The scene looks almost lunar. Drone videos covering more than a thousand miles of the Ukrainian front line show great craters of earth, scooped from the ground by unseen barrages.
Artillery has dominated the war in Ukraine. But nearly 18 months in, a significant gap still remains between the shells Ukraine wants and how fast European and American factories can supply them. And concerns are rising that Europe’s patchwork of arms manufacturers is ill-suited to meet these needs.
Away from the front, Ukraine’s war has become a numbers game: who can acquire, make and resupply more tanks, bullets, and, most of all, artillery shells.
Amid their counteroffensive, Ukrainian guns are firing up to 6,000 rounds daily, Ukrainian MP Oleksandra Ustinova told CNN, but the military wants to shoot more than 10,000. Even that is a fraction of the 60,000 shells that Russia was using at the peak of its barrages this year, per an Estonian and Ukrainian government analysis.
All in all, Kyiv needs some 1.5 million artillery shells annually, according to the CEO of one of Europe’s largest arms manufacturers, Rheinmetall.
By July, the US had supplied more than 2 million artillery rounds to Ukraine since the 2022 invasion, the Pentagon said.

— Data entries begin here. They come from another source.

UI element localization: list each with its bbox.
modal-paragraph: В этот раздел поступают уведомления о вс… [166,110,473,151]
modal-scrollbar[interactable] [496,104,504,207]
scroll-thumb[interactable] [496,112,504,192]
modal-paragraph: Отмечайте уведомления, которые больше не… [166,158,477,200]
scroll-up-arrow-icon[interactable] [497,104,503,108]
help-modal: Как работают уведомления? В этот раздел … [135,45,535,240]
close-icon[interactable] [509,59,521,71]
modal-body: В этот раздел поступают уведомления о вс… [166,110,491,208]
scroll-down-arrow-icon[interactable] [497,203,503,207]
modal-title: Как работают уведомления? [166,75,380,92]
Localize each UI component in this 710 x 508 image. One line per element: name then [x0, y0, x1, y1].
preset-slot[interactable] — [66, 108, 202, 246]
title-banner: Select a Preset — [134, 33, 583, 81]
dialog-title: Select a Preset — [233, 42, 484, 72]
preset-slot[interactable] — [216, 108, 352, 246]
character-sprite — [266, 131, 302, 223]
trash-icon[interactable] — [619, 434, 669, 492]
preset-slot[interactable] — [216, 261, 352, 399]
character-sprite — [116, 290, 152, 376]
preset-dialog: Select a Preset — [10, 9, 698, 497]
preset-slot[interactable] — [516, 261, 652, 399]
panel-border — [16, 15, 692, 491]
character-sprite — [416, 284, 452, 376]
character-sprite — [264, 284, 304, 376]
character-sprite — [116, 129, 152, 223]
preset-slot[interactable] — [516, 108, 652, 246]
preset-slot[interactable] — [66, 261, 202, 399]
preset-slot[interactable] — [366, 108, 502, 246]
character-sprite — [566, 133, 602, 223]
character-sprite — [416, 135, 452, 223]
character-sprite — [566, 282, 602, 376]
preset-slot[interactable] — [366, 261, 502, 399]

The European Union has supplied at least a quarter of million this year, in addition to bilateral donations directly between individual member states and Ukraine. The United Kingdom, too, has also donated ammunition.
But in February 2023, Europe-wide production of artillery ammunition had a maximum capacity of 300,000 shells annually, Estonian defense officials estimated. The best-case scenario of an increase to making 2.1 million shells annually is still years away from being realized.
With European stocks depleted and existing production lines overwhelmed, ammunition buyers are keen to get their hands on whatever’s available. In an interview with CNN, the CEO of shell casing manufacturer Europlasma described the buyers’ message as: “We’ll take all you can make.”